To deal with the challenging requirements of metropolitan area networks (MANs), it is essential to design cost-effective systems that can support high capacity and dynamic adaptation, as well as a synergy of programmability and efficient photonic technologies. This becomes crucial for very large MANs that support 5G, where multihop connections will need to be dynamically established at target capacities beyond Tb/s. Programmability, automation, and modularity of network elements are key desired features. In this work, a modular photonic system, programmable via a software-defined networking platform, designed for dynamic 5G-supportive MANs, is described and analyzed. We consider modular sliceable bandwidth/bit rate variable transceivers (S-BVTs) based on vertical-cavity surface-emitting laser (VCSEL) technology and dense photonic integration.

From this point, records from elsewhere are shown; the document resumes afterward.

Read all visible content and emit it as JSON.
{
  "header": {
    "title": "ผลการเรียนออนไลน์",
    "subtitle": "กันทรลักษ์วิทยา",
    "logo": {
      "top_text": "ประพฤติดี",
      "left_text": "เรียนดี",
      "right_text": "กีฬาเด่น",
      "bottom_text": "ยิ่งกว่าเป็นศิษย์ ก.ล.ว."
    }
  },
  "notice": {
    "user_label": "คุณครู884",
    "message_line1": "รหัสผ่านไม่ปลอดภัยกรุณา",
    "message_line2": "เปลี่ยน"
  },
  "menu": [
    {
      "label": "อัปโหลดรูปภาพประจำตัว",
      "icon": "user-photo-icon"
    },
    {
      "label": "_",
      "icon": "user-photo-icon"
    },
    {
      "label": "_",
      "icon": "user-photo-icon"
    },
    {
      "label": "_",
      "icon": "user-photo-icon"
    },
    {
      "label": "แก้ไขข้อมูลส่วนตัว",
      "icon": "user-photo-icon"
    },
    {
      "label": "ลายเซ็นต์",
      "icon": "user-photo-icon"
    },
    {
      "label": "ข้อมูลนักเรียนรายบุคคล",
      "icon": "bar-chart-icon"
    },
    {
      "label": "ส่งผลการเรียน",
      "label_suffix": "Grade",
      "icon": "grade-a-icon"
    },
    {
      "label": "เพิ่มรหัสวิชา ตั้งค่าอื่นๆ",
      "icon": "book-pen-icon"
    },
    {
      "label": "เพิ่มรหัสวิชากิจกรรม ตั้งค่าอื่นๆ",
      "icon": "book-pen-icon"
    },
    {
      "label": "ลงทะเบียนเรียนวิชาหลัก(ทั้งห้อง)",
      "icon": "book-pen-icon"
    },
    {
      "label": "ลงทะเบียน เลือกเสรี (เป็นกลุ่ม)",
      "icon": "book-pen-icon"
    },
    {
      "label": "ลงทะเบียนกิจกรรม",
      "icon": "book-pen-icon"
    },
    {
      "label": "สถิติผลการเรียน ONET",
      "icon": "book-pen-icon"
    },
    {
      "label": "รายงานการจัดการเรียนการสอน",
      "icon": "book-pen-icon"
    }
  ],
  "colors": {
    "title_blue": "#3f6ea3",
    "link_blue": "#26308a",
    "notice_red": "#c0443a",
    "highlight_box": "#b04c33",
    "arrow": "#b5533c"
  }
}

The proposed system and its programmability are experimentally assessed using a VCSEL with 10 GHz bandwidth. The experiments are performed over connections as long as six-hop and 160 km, from low-level aggregation nodes to metro-core nodes, thereby enabling IP off-loading. Furthermore, a numerical model is derived to estimate the performance when adopting higher bandwidth VCSELs (${\ge} {18}\;{\rm GHz}$≥18GHz) and integrated coherent receivers, as targeted in the proposed system. The analysis is performed for both 50 GHz and 25 GHz granularities. In the former case, 50 Gb/s capacity per flow can be supported over the targeted connections, for optical signal-to-noise ratio values above 26 dB. When the granularity is 25 GHz, the filter narrowing effect severely impacts the performance. Nevertheless, 1.2 Tb/s capacity (scalable to higher values if spectral/spatial dimensions are exploited) can be achieved when configuring the S-BVT to enable 40 VCSEL flows. This confirms that the system is promising to support Tb/s connections in future agile MANs.

中文翻译：

---

用于未来敏捷Tb / s城域网的基于VCSEL的可编程光子系统架构

为了应对城域网（MAN）的挑战性需求，设计经济高效的系统至关重要，该系统可以支持高容量和动态适应，以及可编程性和高效光子技术的协同作用。对于支持5G的超大型MAN来说，这至关重要，因为后者需要以超过Tb / s的目标容量动态建立多跳连接。网络元素的可编程性，自动化和模块化是关键的期望功能。在这项工作中，描述并分析了可通过软件定义的网络平台进行编程的模块化光子系统，该系统设计用于支持5G的动态城域网。我们考虑基于垂直腔面发射激光器（VCSEL）技术和密集光子集成的模块化可切片带宽/比特率可变收发器（S-BVT）。使用具有10 GHz带宽的VCSEL对所提出的系统及其可编程性进行了实验评估。这些实验是在从底层聚合节点到城域核心节点的长达六跳和160 km的连接上进行的，从而实现IP卸载。此外，推导了一个数值模型，以评估采用较高带宽的VCSEL（$ {\ ge} {18} \; {\ rm GHz} $≥18GHz）和集成相干接收机时的性能，这是该系统的目标。针对50 GHz和25 GHz粒度执行分析。在前一种情况下，对于超过26 dB的光信噪比值，可以在目标连接上支持每流50 Gb / s的容量。当粒度为25 GHz时，滤波器的缩窄效果会严重影响性能。但是1。配置S-BVT以支持40条VCSEL流时，可以实现2 Tb / s的容量（如果利用频谱/空间尺寸，则可以扩展到更高的值）。这证实了该系统有望在未来的敏捷城域网中支持Tb / s连接。